The Uneven Spread of Covid-19 In New York City



In the early months of 2020, Covid-19 changed the world in a dramatic way. When the virus reached the United States, nowhere was hit harder than New York City. Peaking at several hundred deaths per day, the city went from business-as-usual, to a state of emergency in a matter of weeks. Now, many months after the first case arrived in New York City, the data reveals some interesting patterns in how the virus spread around the city. Before diving into the data, I wanted to know if there were certain areas of the city that were hit noticeably harder than others. If this was true, it could likely lead to further conclusions about how the virus spreads, and potentially how that could be linked to the socio-economic structure of the city.

Design References

Before beginning this visualization, I watched a brief YouTube tutorial about creating maps using Carto. In the tutorial, the narrator creates a simple point map (pictured below). As she went through each of the basic features in Carto, I started to get ideas about what I could potentially do with my dataset.


I created my visualization using Carto – a free web-based mapping tool.

The dataset that I used came from the NYC Department of Health, and is the most up-to-date Covid-19 data available for New York City.


My first step in creating this visualization was to find a dataset that had a geographic component. I knew that I wanted to look at Covid-19 data in New York City, so I found a dataset that broke down the data by zip code. Once I imported the dataset into Carto, I ran the Geocode analysis so that the tool would recognize the Zip Code column and place dots in the appropriate locations on the map.

Once I had dots on each of the NYC zip codes, my next step was to re-size and color the dots in a way that reflected the rate of Covid-19 in each. When re-sizing and coloring points on a map in Carto, it allows you to select any column from your dataset upon which to base these style items. My dataset included both the raw number of Covid-19 cases in each zip code, as well as the case rate in each zip code (cases per 100,000). Given that the population can vary dramatically in each zip code, I didn’t want this to obscure the point that I was trying to get across to the user. Because of this, I based the size and color of the dots on the case rate, as this provides a more consistent way of comparing data between zip codes of varying population. Pictured below are the settings I used to achieve the desired look of the map.

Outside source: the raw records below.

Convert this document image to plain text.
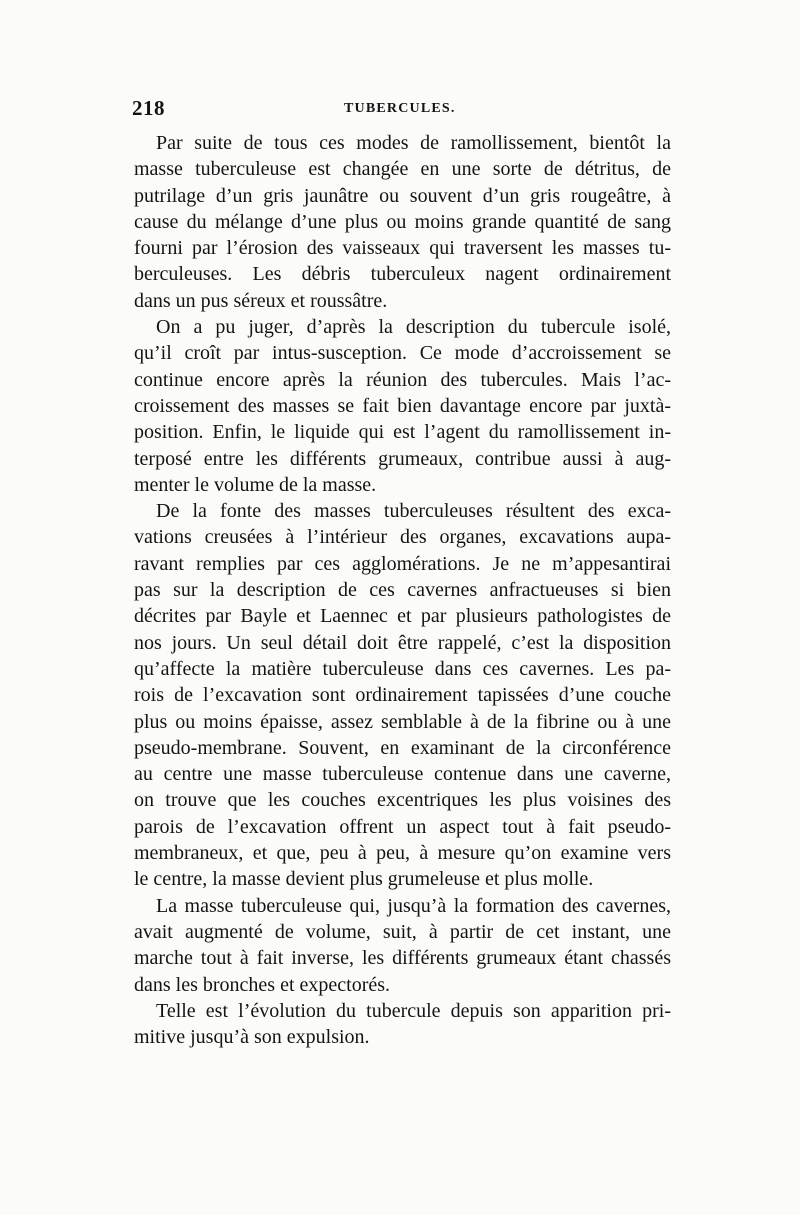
218	TUBERCULES.
Par suite de tous ces modes de ramollissement, bientôt la
masse tuberculeuse est changée en une sorte de détritus, de
putrilage d’un gris jaunâtre ou souvent d’un gris rougeâtre, à
cause du mélange d’une plus ou moins grande quantité de sang
fourni par l’érosion des vaisseaux qui traversent les masses tu-
berculeuses. Les débris tuberculeux nagent ordinairement
dans un pus séreux et roussâtre.
On a pu juger, d’après la description du tubercule isolé,
qu’il croît par intus-susception. Ce mode d’accroissement se
continue encore après la réunion des tubercules. Mais l’ac-
croissement des masses se fait bien davantage encore par juxtà-
position. Enfin, le liquide qui est l’agent du ramollissement in-
terposé entre les différents grumeaux, contribue aussi à aug-
menter le volume de la masse.
De la fonte des masses tuberculeuses résultent des exca-
vations creusées à l’intérieur des organes, excavations aupa-
ravant remplies par ces agglomérations. Je ne m’appesantirai
pas sur la description de ces cavernes anfractueuses si bien
décrites par Bayle et Laennec et par plusieurs pathologistes de
nos jours. Un seul détail doit être rappelé, c’est la disposition
qu’affecte la matière tuberculeuse dans ces cavernes. Les pa-
rois de l’excavation sont ordinairement tapissées d’une couche
plus ou moins épaisse, assez semblable à de la fibrine ou à une
pseudo-membrane. Souvent, en examinant de la circonférence
au centre une masse tuberculeuse contenue dans une caverne,
on trouve que les couches excentriques les plus voisines des
parois de l’excavation offrent un aspect tout à fait pseudo-
membraneux, et que, peu à peu, à mesure qu’on examine vers
le centre, la masse devient plus grumeleuse et plus molle.
La masse tuberculeuse qui, jusqu’à la formation des cavernes,
avait augmenté de volume, suit, à partir de cet instant, une
marche tout à fait inverse, les différents grumeaux étant chassés
dans les bronches et expectorés.
Telle est l’évolution du tubercule depuis son apparition pri-
mitive jusqu’à son expulsion.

Once I had the dots appropriately sized and colored, I decided to create a pop-up box that would display certain data when the user hovered over a selected zip code. I decided that the most pertinent information to be displayed were the borough name, neighborhood, zip code, Covid case rate, and death rate.

Finally, I decided to use the Dark Matter base map, as I felt that it made the colors on my map points stand out. I also picked the option that listed the city names below the data on the map, so as not to obscure the data itself.

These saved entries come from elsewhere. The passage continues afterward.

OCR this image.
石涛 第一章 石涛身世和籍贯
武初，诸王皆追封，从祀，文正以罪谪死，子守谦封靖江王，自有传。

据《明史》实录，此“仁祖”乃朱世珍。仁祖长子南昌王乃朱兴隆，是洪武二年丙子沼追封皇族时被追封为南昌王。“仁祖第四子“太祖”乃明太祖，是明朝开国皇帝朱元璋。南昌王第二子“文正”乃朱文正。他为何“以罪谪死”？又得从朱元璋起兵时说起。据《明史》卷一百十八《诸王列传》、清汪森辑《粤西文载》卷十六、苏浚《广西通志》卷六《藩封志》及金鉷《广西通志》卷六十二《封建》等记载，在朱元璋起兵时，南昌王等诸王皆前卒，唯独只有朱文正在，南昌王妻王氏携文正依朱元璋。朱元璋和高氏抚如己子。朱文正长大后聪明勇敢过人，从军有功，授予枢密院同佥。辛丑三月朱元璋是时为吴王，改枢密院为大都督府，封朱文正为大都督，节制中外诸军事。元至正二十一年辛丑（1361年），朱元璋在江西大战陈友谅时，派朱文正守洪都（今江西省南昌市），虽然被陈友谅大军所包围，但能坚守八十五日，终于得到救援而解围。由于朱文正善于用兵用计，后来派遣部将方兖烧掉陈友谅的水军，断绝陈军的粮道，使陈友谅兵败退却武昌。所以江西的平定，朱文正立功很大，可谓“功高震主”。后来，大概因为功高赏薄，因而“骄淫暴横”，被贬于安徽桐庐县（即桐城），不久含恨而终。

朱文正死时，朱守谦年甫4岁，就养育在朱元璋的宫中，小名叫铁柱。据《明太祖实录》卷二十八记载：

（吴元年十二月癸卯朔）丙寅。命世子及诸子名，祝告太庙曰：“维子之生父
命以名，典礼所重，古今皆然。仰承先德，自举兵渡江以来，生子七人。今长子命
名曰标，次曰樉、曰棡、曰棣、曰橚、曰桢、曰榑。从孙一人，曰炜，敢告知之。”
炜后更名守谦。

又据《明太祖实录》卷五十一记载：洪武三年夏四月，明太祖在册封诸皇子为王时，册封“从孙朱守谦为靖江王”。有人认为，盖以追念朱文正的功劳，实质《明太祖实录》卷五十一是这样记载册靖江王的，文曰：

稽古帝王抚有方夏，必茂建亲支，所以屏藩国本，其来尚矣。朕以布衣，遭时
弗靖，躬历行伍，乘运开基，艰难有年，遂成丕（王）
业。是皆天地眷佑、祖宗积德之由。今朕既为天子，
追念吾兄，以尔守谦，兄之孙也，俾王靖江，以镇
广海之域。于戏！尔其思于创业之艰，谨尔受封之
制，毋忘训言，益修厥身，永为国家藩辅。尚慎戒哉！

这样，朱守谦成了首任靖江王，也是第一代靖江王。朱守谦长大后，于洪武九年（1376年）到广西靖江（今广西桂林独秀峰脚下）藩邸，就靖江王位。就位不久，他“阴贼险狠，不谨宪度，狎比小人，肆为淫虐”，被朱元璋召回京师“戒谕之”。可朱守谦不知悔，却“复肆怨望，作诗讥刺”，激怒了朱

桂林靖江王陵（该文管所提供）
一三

The interactive map can be viewed here.


The map that I created serves the purpose that I set out to accomplish. Using both the color and the size of the dots, a user of this map can quickly identify the areas of the city that have been hit the hardest by the Covid-19 pandemic.

Moving forward, I believe this project offers a lot of opportunity for future studies. Now that we can easily identify the disparities in how this virus has affected different parts of the city, the next question is, “why?”. Do income differences between zip codes play a role in the spread of the virus? Does access to health care have an effect? Perhaps household size could be a factor contributing to the disparity that we see here. I think future studies could go further into this data and identify some different variables that are correlated to the spread of Covid-19.